As our lives become increasingly bifurcated between the real and virtual world, the importance of the Internet grows exponentially. Although multiple overt benefits exist via global digitisation, there are covert costs too. For instance, higher digitisation calls for more data centres and communications towers. Paradoxically, these are very energy intensive; however, there are abundant IoT-enabled energy efficiency opportunities here too. It is therefore imperative to mitigate any collateral damage by driving energy efficiency in all products, processes and services across the value chain.

This is why worldwide, industrial IoT assumes critical importance. In today’s digital era, powerful miniaturised embedded sensors are the universal connectors between the physical and digital world. Through such sensors, ubiquitous connectivity extends to physical products, infrastructure and other things. Storage of the resultant gargantuan data led to the creation of the cloud, which facilitates inexpensive and abundant storage, enabling aggregation of data streams from myriad sources.

It’s through industrial IoT that energy management and efficiency is ensured in a raft of sectors: from building and construction to transportation, healthcare, manufacturing and industrial processes.

Nevertheless, such savings come with upfront costs of installing such systems. Presently, many companies and industries may be unprepared or unwilling to invest in industrial IoT that, though beneficial after installation, may nonetheless disrupt traditional operations.

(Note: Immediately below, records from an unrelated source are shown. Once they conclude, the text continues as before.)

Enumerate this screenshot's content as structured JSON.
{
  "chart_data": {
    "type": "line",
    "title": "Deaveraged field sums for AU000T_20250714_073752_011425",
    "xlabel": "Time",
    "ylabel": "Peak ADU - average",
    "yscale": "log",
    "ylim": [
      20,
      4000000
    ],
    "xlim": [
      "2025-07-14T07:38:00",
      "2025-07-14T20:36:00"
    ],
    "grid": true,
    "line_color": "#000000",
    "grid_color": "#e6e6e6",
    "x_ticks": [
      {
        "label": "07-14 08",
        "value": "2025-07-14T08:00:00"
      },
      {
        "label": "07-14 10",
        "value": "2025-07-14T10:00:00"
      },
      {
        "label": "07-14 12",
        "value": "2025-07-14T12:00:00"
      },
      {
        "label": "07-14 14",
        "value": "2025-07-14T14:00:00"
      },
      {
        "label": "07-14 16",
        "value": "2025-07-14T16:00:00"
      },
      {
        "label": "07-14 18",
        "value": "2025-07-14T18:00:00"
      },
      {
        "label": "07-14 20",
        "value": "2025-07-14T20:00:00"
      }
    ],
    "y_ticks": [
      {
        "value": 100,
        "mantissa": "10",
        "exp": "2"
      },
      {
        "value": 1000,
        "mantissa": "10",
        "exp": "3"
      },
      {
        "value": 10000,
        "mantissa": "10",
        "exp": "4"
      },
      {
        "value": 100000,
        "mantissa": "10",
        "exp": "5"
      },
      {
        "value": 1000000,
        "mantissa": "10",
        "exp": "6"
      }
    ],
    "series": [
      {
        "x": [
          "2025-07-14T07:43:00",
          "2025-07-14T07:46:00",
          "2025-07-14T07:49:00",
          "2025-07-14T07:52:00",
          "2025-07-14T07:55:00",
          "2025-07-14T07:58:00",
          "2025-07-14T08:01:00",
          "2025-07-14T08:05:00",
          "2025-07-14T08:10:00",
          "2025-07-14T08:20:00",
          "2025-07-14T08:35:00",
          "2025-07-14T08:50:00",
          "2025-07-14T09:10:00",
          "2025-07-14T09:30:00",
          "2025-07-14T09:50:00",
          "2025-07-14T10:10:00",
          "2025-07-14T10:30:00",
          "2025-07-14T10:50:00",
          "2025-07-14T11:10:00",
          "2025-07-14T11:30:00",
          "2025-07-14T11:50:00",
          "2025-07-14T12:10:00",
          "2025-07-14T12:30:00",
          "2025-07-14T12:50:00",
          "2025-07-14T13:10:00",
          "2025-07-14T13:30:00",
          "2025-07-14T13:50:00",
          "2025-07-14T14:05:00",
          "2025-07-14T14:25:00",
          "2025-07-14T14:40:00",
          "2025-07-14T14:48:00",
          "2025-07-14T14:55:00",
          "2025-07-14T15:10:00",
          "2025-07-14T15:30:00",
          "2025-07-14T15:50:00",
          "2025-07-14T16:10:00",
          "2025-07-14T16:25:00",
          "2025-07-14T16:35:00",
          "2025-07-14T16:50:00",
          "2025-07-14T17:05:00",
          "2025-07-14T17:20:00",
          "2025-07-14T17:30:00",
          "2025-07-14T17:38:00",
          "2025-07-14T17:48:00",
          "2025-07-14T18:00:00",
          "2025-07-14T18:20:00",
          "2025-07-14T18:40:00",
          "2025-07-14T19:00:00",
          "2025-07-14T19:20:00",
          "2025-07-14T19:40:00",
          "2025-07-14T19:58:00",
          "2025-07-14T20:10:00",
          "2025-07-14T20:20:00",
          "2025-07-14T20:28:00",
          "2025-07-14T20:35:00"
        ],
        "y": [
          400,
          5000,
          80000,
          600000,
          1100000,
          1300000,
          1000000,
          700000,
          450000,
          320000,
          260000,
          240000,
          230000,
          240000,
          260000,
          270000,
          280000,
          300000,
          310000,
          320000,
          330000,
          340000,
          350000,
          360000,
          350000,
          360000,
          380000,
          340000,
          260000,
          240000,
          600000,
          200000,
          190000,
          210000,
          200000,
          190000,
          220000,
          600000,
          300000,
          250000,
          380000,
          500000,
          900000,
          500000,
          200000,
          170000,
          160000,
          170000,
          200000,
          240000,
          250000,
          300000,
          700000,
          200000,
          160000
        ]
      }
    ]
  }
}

Benefits of sustainability

Significantly, companies using industrial IoT will hold a tremendous advantage over laggards. Optimised asset availability and performance resulting in shorter delivery times for industrial IoT users will in turn facilitate faster cost recoveries, better returns and higher profits. In hyper-competitive times, industrial IoT non-users will then hurtle faster towards closure due to unsustainable operations. Therefore, though moving towards industrial IoT may come with short-term costs, not doing so is not really an option. Clearly, within years, companies will have a Hobsons choice of adopting or ignoring industrial IoT at their own peril.

In itself, industrial IoT has led to the emergence of smart systems via the creation of system-on-chip technologies, enabling the ‘things’ in the Internet of Things—manifested through smart energy, smart water, smart buildings, smart mobility, smart public services and smart integration.

Undoubtedly, with industrial IoT and smart systems, similar benefits will be available to other industries.

Additionally, smart systems promote proactive risk mitigation, preventing or minimising costly downtimes and boosting service speed and quality, among other advantages. And all of the above is achieved while—and indeed enabled by—running operations sustainably. For industry and the world at large, the choice could never have been more clear-cut.